Novelist and screenwriter William Goldman (Princess Bride, Misery) says in his memoir, Which Lie Did I Tell:
"I don't understand the creative process. Actually, I make a concerted effort not to understand it. I don't know what it is or how it works but I am terrified that one green morning it will decide not to work anymore, so I have always given it as wide a bypass as possible."
I used to think knowing what made me tick was useful. If I understood it, if I could figure it out, then I could be better at it. Why not? That works for most of the things I've had to deal with in life: respiratory medicine, constituent relations, traffic flow and signage. But it doesn't quite work the same for creativity. Creativity isn't a set of skills; it's a conjunction of opportunity, philosophy, and desire.
Creativity has a lot more in common with love than it does with, say, child-rearing or people skills. People are seldom afraid of losing their ability to raise children or figure out what their co-workers are going to do next. Writers, however, are justly terrified that someday the words will simply refuse to flow.
One of my favorite sports writer, Bill Simmons, put it this way: "That's what [writing for a living] is like; it's a constant hole in the pit of your stomach."
I have more in common with my friend who writes sports for a Philadelphia newspaper than I do with his wife, an attorney. She writes to nail down facts and construct arguments. We write to engage an audience, sell them a tale, breathe life into our subjects.
"I have to make my readers believe," he says.
So do I. Making readers believe is what good fiction writers do, and what I know happens when I succeed. But can I explain how it happens? I don't think I can and I sure as hell don't want to try.
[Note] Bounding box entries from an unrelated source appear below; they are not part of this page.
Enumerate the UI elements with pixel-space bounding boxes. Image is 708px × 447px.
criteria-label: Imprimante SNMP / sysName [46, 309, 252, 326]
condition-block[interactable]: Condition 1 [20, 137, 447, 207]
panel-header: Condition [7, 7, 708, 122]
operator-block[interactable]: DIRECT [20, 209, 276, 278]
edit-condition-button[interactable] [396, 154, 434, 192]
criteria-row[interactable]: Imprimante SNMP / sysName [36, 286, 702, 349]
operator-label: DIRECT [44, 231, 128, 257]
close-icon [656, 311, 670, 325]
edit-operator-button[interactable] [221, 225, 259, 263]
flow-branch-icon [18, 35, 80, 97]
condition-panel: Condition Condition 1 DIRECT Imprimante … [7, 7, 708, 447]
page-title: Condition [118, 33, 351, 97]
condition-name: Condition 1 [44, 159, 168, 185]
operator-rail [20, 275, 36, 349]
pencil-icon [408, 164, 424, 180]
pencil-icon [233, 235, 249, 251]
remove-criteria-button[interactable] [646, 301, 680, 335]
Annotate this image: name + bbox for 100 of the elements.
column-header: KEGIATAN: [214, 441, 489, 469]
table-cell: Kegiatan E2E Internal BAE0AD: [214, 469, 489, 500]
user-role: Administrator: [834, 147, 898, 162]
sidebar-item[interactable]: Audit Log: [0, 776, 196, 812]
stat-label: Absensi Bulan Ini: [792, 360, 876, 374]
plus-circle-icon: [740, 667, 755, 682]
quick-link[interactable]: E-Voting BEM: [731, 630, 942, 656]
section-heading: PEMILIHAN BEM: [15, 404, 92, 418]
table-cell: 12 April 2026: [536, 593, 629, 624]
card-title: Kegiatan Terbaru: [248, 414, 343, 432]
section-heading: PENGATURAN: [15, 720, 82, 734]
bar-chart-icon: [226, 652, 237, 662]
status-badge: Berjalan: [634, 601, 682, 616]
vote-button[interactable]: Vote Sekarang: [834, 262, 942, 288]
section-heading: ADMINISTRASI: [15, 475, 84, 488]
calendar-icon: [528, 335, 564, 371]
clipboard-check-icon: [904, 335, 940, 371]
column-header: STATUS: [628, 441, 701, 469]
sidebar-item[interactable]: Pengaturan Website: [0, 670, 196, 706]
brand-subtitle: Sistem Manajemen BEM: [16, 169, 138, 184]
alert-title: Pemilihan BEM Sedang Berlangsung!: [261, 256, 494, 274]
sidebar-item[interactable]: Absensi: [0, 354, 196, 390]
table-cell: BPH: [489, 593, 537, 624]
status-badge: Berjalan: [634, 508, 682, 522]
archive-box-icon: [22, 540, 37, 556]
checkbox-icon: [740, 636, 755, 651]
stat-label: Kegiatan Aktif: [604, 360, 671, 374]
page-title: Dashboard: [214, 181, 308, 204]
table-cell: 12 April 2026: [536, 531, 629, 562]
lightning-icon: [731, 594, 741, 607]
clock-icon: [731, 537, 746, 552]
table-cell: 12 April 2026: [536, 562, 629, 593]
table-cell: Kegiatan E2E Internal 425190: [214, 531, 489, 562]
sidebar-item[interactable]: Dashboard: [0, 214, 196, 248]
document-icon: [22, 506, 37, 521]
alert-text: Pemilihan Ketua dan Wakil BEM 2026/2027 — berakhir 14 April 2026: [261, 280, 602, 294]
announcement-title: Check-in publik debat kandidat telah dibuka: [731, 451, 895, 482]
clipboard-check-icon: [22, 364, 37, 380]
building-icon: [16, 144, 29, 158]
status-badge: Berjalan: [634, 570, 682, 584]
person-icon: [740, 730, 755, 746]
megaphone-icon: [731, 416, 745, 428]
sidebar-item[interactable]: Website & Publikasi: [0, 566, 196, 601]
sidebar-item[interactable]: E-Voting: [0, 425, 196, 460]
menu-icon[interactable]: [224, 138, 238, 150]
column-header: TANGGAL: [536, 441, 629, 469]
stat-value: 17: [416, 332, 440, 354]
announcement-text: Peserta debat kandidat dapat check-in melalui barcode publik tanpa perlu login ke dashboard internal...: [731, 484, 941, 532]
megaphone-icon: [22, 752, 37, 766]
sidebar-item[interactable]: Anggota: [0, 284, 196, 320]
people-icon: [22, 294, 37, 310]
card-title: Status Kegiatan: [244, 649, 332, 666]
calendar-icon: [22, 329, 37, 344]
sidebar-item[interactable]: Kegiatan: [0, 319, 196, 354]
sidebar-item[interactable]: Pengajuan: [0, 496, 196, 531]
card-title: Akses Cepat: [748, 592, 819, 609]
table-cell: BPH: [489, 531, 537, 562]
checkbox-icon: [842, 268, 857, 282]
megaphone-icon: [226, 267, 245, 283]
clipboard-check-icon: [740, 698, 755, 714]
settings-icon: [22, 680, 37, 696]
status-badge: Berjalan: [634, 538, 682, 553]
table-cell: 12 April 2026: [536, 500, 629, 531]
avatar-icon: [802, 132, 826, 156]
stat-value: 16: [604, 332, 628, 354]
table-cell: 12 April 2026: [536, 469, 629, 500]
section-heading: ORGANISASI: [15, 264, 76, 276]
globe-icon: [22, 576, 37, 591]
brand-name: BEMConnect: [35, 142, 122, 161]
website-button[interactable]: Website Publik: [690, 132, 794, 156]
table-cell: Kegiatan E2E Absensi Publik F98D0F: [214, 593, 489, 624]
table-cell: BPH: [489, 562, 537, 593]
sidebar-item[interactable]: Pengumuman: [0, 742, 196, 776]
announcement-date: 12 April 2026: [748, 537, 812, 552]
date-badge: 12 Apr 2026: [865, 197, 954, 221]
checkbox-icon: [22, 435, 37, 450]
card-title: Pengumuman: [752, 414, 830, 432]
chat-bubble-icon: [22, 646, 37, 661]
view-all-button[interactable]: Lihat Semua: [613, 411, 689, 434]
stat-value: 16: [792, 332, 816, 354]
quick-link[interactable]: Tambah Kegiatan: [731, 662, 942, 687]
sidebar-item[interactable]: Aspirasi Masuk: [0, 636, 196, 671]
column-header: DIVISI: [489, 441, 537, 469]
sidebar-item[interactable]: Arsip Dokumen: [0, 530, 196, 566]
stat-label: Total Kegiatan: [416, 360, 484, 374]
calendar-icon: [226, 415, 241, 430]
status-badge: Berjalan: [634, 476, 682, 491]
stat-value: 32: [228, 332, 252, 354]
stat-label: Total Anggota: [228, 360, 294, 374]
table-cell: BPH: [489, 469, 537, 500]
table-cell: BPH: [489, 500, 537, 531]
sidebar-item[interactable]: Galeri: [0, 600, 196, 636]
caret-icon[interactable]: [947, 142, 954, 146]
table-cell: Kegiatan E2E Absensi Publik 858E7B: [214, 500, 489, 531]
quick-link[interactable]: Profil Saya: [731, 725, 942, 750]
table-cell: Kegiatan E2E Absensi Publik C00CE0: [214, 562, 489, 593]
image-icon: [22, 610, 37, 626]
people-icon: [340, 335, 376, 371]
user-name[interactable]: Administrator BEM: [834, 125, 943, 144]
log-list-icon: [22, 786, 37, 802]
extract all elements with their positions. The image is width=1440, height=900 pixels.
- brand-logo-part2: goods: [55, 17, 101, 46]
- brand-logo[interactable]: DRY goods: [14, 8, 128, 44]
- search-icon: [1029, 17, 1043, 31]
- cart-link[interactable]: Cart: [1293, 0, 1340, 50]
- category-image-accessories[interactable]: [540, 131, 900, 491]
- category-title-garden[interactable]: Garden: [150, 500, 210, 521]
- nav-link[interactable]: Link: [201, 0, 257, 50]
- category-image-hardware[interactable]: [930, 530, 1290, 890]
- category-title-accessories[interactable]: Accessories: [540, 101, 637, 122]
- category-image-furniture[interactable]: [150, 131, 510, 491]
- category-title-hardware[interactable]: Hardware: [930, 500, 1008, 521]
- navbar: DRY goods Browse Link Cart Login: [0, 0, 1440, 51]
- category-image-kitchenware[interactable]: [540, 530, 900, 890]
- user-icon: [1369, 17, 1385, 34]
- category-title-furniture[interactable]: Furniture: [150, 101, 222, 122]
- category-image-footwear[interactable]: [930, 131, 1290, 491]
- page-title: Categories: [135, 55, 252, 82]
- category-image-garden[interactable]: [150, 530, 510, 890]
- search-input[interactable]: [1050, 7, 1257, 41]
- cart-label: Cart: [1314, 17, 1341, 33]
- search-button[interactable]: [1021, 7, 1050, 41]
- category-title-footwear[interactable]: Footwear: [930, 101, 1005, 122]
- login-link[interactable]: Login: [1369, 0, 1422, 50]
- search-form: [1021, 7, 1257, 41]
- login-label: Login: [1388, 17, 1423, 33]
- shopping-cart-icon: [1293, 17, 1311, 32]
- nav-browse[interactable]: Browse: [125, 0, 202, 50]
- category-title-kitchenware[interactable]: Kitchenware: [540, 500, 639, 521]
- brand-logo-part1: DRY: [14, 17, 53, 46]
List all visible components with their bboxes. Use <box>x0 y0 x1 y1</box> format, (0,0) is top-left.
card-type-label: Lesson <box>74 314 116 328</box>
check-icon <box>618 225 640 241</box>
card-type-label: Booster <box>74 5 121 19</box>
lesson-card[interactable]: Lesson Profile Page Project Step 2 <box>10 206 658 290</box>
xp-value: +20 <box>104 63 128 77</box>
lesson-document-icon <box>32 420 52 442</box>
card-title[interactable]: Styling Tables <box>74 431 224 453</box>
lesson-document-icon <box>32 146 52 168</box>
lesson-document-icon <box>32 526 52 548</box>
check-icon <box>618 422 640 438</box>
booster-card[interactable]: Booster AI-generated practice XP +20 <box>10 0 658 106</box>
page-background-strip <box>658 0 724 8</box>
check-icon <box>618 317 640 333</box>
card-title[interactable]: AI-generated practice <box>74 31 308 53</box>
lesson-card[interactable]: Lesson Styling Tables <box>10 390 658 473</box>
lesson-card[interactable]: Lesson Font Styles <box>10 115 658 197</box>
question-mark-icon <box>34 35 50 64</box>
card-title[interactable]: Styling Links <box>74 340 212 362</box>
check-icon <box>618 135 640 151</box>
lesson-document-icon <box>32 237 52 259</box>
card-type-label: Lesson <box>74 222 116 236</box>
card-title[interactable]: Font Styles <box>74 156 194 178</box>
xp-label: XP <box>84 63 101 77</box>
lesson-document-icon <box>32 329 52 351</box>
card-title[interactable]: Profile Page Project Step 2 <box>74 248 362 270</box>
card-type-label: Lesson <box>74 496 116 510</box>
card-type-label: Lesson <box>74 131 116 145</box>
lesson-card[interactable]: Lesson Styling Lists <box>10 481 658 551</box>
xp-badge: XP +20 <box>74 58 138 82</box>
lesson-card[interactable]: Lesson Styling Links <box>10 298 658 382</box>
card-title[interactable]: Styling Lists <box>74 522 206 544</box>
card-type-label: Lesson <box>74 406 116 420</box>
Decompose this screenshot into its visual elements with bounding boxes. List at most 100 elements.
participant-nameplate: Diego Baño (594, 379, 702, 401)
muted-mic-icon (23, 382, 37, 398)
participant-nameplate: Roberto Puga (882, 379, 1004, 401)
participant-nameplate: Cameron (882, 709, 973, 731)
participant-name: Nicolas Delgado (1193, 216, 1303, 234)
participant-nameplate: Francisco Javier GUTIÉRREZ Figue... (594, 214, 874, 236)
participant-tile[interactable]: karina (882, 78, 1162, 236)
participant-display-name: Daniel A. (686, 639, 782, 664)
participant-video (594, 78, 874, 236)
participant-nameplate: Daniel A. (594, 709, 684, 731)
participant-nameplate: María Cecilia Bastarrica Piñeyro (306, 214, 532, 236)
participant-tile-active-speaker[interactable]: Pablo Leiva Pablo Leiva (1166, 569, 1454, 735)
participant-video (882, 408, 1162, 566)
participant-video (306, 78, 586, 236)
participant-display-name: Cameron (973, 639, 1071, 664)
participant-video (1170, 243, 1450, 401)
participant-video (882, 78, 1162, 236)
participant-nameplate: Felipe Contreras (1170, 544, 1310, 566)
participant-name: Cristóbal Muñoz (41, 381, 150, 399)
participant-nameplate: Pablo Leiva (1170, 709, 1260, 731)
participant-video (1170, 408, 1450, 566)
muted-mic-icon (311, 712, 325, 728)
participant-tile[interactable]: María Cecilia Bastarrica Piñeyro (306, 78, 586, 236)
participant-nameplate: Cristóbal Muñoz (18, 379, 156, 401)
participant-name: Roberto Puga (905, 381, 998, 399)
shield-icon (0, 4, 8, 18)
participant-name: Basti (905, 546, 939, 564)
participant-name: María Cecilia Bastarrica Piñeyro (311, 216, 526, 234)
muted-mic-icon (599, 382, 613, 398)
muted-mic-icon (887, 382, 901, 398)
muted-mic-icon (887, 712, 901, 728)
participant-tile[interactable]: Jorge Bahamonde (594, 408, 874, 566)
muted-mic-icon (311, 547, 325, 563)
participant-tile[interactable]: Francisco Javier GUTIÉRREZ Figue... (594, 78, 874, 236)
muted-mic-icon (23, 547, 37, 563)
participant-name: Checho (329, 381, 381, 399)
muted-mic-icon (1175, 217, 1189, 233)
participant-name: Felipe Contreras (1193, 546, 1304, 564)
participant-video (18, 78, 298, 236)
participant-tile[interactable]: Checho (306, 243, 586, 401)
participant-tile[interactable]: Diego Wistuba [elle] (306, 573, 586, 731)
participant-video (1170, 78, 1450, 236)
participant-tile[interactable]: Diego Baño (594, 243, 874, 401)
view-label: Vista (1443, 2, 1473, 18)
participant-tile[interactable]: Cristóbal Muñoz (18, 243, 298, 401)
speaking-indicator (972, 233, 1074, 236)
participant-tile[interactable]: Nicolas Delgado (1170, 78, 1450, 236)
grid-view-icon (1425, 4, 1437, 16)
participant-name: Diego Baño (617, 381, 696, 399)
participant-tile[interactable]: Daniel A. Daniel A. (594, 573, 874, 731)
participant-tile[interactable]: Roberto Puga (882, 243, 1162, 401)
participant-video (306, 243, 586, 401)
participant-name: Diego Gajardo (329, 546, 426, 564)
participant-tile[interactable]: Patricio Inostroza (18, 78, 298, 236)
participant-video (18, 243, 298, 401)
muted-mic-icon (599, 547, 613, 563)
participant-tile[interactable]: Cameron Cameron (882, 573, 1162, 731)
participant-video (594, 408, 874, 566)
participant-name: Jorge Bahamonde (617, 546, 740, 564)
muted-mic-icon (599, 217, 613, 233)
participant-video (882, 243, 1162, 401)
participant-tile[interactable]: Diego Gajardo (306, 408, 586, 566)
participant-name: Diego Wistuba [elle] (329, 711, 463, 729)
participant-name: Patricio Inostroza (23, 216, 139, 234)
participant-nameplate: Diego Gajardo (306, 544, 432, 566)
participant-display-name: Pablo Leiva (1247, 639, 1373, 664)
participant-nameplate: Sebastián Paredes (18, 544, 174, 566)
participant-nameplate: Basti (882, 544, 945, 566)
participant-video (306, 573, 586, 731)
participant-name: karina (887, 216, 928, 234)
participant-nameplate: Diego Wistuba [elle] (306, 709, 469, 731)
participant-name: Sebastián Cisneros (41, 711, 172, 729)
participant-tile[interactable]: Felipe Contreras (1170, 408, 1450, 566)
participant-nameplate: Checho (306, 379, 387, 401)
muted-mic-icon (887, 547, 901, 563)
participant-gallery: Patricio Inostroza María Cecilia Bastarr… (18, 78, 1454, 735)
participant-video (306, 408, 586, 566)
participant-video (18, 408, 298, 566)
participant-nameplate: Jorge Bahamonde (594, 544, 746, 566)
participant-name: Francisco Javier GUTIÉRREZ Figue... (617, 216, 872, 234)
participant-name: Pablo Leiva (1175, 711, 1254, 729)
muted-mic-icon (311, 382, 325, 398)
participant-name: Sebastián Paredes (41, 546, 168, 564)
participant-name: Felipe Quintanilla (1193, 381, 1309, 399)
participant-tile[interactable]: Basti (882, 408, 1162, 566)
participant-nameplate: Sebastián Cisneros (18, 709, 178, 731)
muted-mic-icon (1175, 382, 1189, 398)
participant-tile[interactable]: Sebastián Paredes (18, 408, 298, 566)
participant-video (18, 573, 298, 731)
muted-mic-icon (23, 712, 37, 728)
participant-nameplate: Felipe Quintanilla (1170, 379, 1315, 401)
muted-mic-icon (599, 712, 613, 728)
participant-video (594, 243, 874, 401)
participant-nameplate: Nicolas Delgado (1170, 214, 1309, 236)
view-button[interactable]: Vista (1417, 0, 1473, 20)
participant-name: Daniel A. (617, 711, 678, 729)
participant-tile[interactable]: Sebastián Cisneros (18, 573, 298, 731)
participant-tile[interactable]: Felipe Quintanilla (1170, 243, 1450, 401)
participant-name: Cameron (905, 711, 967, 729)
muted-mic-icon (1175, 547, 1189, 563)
Writers count on their creativity to be there the same way a beauty counts on good genes or an athlete on being able to dunk a basketball. Writing is part of who and what we are, bound in ego, an intimate companion, and if we lose that . . . if we cease to find affirmation and pleasure in what we do or who we believe we are . . .
Might as well amputate a limb, because that's how it feels. But almost as bad is wondering if that limb was real, or just a phantom.
So I don't need to understand how my creative process works. I need to believe it will be there, always, even if my Muse takes a hike. Luckily, my Muse is a bit of a stay-at-home type, so as long as the words keep coming, I'll keep writing and resist the urge to question her.